Network Your Way to a New Job
“It’s all about who you know” is a phrase that used to infuriate me, because I thought people should get their jobs based on qualifications alone. But now that I’ve been on the other side of the hiring game, I realize how important familiarity and trust is in the hiring process. A personal connection to a candidate can go a long way at building trust and separating a candidate’s resume from the dozens of others sitting in an HR manager’s inbox. It’s better to embrace this fact than to reject it, so here are some ways to network and build connections that improve your chances of landing your next job.
Social media is an incredibly powerful tool and, when used well, can be a great way to network. If there’s a list of companies you have your eye on, connect with the higher-ups on LinkedIn and Twitter. Engage with the company’s content on Twitter or Facebook. These are good first steps towards building relationships with the companies and people you want to familiarize yourself with. And since it’s likely they’ll post new job openings on their social channels, you’ll be one of the first to know.
While we’re on the subject of social media, take some time to ensure your profiles are professional. It’s common practice for employers to Google you, and you want the things they find to add to your qualifications, rather than detract from them.

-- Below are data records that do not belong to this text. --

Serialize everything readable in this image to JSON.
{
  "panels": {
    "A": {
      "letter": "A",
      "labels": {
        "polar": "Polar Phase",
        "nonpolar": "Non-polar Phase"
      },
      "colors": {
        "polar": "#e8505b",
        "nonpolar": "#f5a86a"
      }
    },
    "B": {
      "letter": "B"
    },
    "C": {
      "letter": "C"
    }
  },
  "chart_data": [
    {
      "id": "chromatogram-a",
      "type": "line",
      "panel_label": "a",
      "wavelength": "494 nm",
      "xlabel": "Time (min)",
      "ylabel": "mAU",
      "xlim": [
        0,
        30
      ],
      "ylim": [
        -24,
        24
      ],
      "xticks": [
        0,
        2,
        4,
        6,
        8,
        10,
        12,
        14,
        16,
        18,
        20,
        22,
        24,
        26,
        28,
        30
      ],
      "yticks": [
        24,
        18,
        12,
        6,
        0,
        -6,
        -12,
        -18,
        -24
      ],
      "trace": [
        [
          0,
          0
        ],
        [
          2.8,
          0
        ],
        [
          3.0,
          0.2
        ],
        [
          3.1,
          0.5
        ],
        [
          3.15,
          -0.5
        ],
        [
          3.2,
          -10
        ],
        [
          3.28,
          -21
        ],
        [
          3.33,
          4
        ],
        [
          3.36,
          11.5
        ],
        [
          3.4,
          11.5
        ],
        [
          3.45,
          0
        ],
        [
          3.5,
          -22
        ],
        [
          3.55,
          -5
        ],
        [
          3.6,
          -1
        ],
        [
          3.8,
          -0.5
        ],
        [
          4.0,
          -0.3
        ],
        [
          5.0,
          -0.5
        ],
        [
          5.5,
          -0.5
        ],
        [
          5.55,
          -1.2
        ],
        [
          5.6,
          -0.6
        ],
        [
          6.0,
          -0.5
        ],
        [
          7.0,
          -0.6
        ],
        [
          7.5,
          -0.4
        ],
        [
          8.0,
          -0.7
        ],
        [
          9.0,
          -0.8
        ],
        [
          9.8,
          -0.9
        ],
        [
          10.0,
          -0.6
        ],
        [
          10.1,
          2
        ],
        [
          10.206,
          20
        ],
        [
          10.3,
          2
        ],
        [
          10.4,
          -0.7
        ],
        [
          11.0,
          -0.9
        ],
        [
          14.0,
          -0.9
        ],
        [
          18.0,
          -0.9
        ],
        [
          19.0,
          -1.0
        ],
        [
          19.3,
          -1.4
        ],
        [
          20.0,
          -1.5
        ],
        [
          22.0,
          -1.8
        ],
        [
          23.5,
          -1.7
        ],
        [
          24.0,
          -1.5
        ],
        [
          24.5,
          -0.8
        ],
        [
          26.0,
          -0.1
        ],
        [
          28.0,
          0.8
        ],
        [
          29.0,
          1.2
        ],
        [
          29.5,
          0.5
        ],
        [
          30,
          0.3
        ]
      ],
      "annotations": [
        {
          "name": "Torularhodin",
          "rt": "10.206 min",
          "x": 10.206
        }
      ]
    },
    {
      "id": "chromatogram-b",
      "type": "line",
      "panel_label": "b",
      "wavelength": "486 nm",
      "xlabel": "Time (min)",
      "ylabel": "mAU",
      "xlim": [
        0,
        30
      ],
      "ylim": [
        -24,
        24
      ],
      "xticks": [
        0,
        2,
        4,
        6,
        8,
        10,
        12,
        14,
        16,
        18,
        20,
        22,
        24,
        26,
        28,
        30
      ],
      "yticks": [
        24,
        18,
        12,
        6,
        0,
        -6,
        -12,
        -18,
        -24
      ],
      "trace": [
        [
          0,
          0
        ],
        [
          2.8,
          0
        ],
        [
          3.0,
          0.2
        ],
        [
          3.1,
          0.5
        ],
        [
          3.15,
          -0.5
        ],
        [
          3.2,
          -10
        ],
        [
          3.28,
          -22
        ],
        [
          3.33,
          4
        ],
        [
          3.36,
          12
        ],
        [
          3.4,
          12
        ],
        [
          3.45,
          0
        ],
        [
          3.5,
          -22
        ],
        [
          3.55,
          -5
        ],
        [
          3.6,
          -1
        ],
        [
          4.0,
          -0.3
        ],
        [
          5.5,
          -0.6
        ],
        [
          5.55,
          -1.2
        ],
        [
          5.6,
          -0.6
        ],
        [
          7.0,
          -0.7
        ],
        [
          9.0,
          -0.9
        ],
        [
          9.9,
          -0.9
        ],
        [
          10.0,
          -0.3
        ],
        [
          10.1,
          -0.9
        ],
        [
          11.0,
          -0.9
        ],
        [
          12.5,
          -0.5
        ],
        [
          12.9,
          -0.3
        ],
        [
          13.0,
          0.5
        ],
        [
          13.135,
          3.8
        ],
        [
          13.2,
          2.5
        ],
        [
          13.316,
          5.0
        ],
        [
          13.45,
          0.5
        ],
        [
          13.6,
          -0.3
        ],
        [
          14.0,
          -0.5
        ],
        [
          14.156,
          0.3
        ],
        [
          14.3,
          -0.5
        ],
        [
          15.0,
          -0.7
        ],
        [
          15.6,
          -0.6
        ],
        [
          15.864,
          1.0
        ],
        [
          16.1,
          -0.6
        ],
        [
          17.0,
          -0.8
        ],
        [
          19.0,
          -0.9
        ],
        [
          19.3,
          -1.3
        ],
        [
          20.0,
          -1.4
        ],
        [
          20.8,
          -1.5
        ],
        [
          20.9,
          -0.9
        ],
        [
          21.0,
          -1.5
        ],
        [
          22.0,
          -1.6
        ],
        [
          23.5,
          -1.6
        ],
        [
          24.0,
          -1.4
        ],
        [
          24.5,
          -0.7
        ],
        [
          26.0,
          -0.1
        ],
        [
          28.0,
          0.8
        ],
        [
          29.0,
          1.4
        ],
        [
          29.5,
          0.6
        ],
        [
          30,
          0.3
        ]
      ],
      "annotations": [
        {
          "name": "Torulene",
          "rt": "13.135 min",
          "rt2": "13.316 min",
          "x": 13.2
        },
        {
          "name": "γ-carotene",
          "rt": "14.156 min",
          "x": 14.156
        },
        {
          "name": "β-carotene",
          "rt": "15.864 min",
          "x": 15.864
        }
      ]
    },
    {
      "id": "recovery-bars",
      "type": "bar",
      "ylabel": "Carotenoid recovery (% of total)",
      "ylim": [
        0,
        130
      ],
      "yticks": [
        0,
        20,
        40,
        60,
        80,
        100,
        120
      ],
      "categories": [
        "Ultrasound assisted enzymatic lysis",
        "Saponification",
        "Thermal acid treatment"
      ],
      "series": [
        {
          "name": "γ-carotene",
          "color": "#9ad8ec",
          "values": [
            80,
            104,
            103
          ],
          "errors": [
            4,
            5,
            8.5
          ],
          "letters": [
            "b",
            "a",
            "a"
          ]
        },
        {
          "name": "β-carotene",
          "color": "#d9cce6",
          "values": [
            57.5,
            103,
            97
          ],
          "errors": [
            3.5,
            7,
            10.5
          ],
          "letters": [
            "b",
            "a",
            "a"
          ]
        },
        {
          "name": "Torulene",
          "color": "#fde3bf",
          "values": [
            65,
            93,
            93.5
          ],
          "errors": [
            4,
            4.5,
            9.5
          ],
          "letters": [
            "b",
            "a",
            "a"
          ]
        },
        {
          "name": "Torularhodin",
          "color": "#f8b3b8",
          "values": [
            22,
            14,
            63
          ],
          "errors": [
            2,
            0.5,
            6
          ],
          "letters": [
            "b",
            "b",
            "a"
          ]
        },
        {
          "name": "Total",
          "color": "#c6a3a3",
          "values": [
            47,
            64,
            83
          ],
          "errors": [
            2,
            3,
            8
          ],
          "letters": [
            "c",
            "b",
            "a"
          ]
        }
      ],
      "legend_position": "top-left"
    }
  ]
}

You may be done with college, but that doesn’t mean you should totally forget about it. Your school likely has an Alumni Organization, which can come with perks and networking opportunities. Winthrop’s Alumni Organization, for example, is free and offers events throughout the year for networking and professional development. And as if that wasn’t enough, you’ll also have full access to the Center for Career and Civic Engagement, which gives you access to job listings, computers, and career counseling among other things.
Get together with other recent grads and those already working in their profession to network and have a little fun. The York County Young Professionals have regular meetups at York County’s newest restaurants like Roasting Company and Carolina Ale House, making it a much more relaxed way to get to know people. Not only will it help you become more familiar with the businesses in the community (and potentially help you zero in on which ones you’d want to work for), but it will also help you gain a more professional, like-minded group of friends.
Visit yorkcountychamber.com/yp for more information on how to join York County’s Young Professionals.
Meetups & Other Professional Organizations
Finding a group to join is not as hard as it once was. Meetup.com has hundreds of events you can browse. Some are primarily focused on business & professional development, and others are just based on interest. Did you know how many fellow writers were in your area? Do you know how many coding events there are in the next 3 months? It’s a great resource to check out for professional and personal development.
You can also use LinkedIn’s “Groups” tool to find professional organizations. Some of them cost money to join, but if you’re really looking to get ahead in a career field, you won’t want to pass up the benefits some of these groups offer.
Lastly, just do what you’re already doing. You’ve likely already got a network of friends and acquaintances, so maintain those relationships. Stay in good standing with previous employers so you can reach out for references in the future.
One thing I’ve learned is that no one can help you find a job they don’t know you want. So don’t be afraid to talk to people about your goals and plans, and don’t be afraid to ask other professionals in your field for advice. So good luck on your search, and hopefully we’ll see you at an event soon!